O Tesouro Nacional possui 51% das ações com direito a voto e 29% do capital social do banco. Seriam lançadas novas ações no valor de 100% do capital do banco. Essa subscrição seria sustentada pelo BNDES e pelos oito maiores fundos de previdência fechada -num total de US$ 1,6 bilhão, que ajudaria a capitalizar o banco, sem comprometer os limites legais de aplicações em uma única empresa.
Essa alteração mudaria as relações entre Tesouro e BB. Pelo Proer (Programa de Reestruturação do Sistema Financeiro), o Tesouro poderia quitar suas dívidas com o BB, permitindo equilibrar ativos e passivos. Como o BB seria incorporado pelo BNDES, o Banco Central poderia assumir créditos podres, dentro das regras do Proer.

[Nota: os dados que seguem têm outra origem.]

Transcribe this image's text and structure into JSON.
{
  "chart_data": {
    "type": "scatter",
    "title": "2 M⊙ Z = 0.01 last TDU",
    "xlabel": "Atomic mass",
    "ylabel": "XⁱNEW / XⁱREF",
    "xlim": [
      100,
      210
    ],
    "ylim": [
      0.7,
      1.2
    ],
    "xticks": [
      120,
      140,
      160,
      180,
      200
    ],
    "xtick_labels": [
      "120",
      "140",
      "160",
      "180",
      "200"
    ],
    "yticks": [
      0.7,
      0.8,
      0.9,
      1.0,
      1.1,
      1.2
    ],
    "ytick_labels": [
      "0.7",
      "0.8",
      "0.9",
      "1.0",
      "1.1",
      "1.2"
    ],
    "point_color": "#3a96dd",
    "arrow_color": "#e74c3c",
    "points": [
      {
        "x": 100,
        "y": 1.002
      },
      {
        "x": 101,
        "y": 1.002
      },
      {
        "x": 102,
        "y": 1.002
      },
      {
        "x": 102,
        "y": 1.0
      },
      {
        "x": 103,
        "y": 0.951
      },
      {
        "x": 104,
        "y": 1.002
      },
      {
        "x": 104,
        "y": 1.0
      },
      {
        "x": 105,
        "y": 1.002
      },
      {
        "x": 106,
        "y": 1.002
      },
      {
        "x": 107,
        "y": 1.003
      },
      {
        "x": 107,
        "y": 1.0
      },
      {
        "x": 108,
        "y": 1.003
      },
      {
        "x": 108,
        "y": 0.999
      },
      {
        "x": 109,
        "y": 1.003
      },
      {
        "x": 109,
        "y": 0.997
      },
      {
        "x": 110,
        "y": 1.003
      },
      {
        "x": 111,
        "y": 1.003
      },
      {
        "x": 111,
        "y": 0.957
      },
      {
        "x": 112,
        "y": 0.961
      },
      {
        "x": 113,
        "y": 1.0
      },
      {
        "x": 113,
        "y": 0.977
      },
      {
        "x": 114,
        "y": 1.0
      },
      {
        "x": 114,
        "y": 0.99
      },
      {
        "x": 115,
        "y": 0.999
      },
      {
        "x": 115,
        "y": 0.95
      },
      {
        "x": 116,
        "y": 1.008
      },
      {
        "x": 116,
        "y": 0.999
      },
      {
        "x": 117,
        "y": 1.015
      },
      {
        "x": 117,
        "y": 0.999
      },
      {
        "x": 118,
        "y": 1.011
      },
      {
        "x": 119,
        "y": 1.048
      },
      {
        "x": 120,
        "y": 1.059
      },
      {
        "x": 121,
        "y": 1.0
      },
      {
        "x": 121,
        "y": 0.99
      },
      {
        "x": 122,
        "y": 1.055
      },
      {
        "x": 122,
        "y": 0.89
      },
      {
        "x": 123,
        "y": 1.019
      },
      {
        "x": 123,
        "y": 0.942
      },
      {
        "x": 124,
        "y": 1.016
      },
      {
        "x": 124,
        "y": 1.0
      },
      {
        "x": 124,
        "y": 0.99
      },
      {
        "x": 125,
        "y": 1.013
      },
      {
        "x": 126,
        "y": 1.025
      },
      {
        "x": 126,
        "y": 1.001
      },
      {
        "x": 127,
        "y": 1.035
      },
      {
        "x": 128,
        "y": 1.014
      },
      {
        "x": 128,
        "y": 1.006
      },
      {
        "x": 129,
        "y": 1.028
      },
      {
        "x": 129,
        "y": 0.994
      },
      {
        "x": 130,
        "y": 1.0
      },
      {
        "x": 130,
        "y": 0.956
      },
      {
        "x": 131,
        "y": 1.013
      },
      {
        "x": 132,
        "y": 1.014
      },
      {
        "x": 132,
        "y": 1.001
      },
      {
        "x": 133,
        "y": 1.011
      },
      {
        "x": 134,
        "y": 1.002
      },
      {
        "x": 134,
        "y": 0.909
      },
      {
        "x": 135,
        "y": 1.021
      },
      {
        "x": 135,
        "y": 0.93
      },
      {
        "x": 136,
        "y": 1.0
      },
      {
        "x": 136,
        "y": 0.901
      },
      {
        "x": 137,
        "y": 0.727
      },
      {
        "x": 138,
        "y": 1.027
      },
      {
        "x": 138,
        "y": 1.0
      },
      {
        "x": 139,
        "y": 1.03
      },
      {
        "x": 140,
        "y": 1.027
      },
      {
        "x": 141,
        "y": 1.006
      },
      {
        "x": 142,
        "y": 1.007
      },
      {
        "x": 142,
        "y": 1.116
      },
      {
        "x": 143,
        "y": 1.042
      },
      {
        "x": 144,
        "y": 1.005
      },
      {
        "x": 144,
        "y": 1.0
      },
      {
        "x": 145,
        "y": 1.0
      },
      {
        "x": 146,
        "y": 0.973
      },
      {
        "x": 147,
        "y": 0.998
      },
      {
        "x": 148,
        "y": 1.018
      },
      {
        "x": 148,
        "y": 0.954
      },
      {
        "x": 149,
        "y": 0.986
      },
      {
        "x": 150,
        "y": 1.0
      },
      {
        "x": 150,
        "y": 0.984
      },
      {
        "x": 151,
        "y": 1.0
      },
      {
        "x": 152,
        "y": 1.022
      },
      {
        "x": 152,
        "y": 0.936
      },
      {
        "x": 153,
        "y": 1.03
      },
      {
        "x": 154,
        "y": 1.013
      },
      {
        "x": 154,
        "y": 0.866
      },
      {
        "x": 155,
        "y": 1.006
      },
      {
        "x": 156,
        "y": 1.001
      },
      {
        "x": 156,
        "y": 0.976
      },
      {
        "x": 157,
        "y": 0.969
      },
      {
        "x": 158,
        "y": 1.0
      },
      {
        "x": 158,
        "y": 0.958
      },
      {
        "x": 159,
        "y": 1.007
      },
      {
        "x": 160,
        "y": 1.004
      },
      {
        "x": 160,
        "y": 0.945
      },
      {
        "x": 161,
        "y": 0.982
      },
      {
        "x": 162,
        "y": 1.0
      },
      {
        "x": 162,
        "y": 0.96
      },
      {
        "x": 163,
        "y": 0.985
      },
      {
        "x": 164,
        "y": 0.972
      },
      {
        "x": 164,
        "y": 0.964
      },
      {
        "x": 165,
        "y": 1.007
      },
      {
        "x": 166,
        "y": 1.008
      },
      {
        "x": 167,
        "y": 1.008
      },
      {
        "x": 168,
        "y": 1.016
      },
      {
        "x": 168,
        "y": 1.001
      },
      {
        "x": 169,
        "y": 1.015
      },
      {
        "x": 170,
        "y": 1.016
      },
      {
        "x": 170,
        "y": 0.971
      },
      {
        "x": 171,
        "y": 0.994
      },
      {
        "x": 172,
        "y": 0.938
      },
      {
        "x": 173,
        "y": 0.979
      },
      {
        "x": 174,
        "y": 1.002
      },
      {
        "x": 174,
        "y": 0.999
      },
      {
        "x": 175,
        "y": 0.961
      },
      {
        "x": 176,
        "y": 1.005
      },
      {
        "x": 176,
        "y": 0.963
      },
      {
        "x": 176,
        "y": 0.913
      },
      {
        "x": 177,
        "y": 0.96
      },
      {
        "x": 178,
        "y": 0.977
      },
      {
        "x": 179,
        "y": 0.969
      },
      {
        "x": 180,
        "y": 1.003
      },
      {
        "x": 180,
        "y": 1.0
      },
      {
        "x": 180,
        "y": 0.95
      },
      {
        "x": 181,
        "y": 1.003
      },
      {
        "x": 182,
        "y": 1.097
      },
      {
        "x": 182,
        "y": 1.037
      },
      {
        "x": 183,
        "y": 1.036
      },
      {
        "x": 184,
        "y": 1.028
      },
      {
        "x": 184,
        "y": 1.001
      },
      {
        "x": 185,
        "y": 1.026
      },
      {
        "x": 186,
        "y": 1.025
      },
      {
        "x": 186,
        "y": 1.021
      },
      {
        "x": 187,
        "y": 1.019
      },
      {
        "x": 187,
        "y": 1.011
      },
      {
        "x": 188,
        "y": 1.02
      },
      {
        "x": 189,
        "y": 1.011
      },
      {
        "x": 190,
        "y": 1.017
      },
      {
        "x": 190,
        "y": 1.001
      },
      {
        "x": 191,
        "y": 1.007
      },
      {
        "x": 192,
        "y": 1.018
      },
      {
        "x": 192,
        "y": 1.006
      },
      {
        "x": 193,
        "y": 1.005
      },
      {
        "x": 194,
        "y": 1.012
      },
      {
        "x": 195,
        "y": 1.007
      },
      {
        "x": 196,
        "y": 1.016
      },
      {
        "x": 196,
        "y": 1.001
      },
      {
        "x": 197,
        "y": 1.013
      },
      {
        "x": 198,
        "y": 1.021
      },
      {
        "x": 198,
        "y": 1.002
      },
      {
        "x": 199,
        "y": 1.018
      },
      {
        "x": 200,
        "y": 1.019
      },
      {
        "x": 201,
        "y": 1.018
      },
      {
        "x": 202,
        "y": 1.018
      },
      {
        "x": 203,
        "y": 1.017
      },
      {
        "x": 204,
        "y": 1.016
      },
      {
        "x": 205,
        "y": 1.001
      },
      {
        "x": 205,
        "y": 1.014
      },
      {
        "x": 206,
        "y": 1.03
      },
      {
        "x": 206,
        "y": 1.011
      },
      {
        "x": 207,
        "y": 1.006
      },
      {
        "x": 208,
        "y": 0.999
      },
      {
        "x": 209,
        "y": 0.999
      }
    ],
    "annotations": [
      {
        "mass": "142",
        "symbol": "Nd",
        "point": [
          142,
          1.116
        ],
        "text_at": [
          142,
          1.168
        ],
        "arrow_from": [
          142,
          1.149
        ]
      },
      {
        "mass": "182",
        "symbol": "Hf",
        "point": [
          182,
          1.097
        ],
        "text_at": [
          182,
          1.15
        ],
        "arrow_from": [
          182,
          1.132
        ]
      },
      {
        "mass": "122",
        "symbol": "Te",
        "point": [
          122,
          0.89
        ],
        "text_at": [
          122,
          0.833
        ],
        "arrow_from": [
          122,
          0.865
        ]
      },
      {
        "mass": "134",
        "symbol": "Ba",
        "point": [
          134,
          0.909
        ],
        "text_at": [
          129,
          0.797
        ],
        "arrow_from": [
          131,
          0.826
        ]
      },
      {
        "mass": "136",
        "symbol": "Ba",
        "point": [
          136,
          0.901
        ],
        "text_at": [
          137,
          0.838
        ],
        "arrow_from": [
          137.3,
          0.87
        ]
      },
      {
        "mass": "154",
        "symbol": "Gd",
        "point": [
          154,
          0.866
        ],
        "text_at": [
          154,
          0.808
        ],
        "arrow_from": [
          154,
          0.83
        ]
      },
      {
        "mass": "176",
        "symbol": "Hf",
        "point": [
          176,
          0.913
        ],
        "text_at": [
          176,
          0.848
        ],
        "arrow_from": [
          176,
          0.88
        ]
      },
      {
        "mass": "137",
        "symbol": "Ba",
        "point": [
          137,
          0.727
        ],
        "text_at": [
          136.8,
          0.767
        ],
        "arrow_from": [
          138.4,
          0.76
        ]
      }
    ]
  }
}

Haveria alteração estatutária, passando para o BNDES e para os fundos a maioria dos assentos no Conselho de Administração. O BB se tornaria uma verdadeira sociedade anônima de economia mista, reduzindo a influência política na sua administração.
Ganhos
Ganha o BNDES, que passaria a contar com um instrumento essencial para operacionalizar suas estratégias industriais. Ganham os fundos, que passariam a atuar em mercados internacionais sofisticados, sem a necessidade de dispor de estruturas complexas, minimizando seus riscos. Ganha o BB, que se viabiliza financeiramente e encontra sua vocação, dentro do novo modelo de globalização da economia. E ganha o país, que poderá dispor do desenho definitivo da grande agência pública de desenvolvimento, contando com os melhores quadros de carreira do funcionalismo, e podendo implementar planos de longo prazo.
Há muita coisa a discutir em torno desse modelo, inclusive as maneiras de disciplinar os fundos e libertá-los de ingerências políticas. Mas o trabalho consegue esboçar, pela primeira vez, uma proposta concreta de rearticulação do setor público e de criação da nova grande agência nacional de desenvolvimento.